Population (2026-01-01)
- • Total: 73
- • Density: 25/km^{2} (66/sq mi)
- Time zone: UTC+1 (CET)
- • Summer (DST): UTC+2 (CEST)
- Postal code: 565 01
- Website: www.plchovice.cz

= Plchovice =

Plchovice (Pilchowitz) is a municipality and village in Ústí nad Orlicí District in the Pardubice Region of the Czech Republic. It has about 70 inhabitants.

==Administrative division==
Plchovice consists of two municipal parts (in brackets population according to the 2021 census):
- Plchovice (48)
- Smetana (18)

==Etymology==
The name is derived from the personal name Plch, meaning "the village of Plch's people".

==Geography==
Choceň is located about 17 km northwest of Ústí nad Orlicí and 28 km east of Pardubice. It lies in a flat agricultural landscape in the Orlice Table. The municipality is situated on the right bank of the Tichá Orlice River.

==History==
The first written mention of Plchovice is from 1342. It was founded at the turn of the 13th and 14th centuries. Among the most notable owners of the village were Henry the Elder of Münsterberg and Vilém II of Pernštejn.

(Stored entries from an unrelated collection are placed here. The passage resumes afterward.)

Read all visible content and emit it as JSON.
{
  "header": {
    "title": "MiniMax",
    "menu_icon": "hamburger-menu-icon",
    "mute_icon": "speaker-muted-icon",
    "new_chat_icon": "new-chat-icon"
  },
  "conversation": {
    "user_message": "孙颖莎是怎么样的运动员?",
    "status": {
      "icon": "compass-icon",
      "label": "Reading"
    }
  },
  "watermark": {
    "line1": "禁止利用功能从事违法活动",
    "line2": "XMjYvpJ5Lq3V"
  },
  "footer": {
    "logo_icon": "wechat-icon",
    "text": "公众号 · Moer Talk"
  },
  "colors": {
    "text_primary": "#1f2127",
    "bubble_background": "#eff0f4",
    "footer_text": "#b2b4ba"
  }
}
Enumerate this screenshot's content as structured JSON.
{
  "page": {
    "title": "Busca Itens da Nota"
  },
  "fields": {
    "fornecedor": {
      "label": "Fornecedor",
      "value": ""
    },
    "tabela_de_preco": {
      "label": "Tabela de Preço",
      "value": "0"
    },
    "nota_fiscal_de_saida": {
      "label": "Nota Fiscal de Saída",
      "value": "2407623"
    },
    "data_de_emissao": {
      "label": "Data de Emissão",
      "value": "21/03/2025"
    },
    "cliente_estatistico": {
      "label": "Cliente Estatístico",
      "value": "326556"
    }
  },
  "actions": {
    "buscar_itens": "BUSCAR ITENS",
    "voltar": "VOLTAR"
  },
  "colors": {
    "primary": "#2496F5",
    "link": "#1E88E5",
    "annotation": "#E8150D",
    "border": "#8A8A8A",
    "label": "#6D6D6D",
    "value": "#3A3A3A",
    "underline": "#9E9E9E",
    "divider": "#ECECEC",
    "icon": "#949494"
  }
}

The village of Smetana was founded at the beginning of the 18th century. It was first mentioned in 1732. It has been a part of Plchovice since 1850, when the independent municipality of Plchovice was established.

==Transport==
There are no railways or major roads passing through the municipality.

==Sights==
A technical monument is the underground water channel, which runs under the western part of the village. It was built by Count František Kinsky in 1853 to bring water to fields near Plchovice. After the completion of the channel, the fields were rented to Plchovice's farmers. The water in the channel comes from the Tichá Orlice River and nearby Jordán Stream. The channel is 3.1 m wide and 1.3 m high and the length counts 145 m.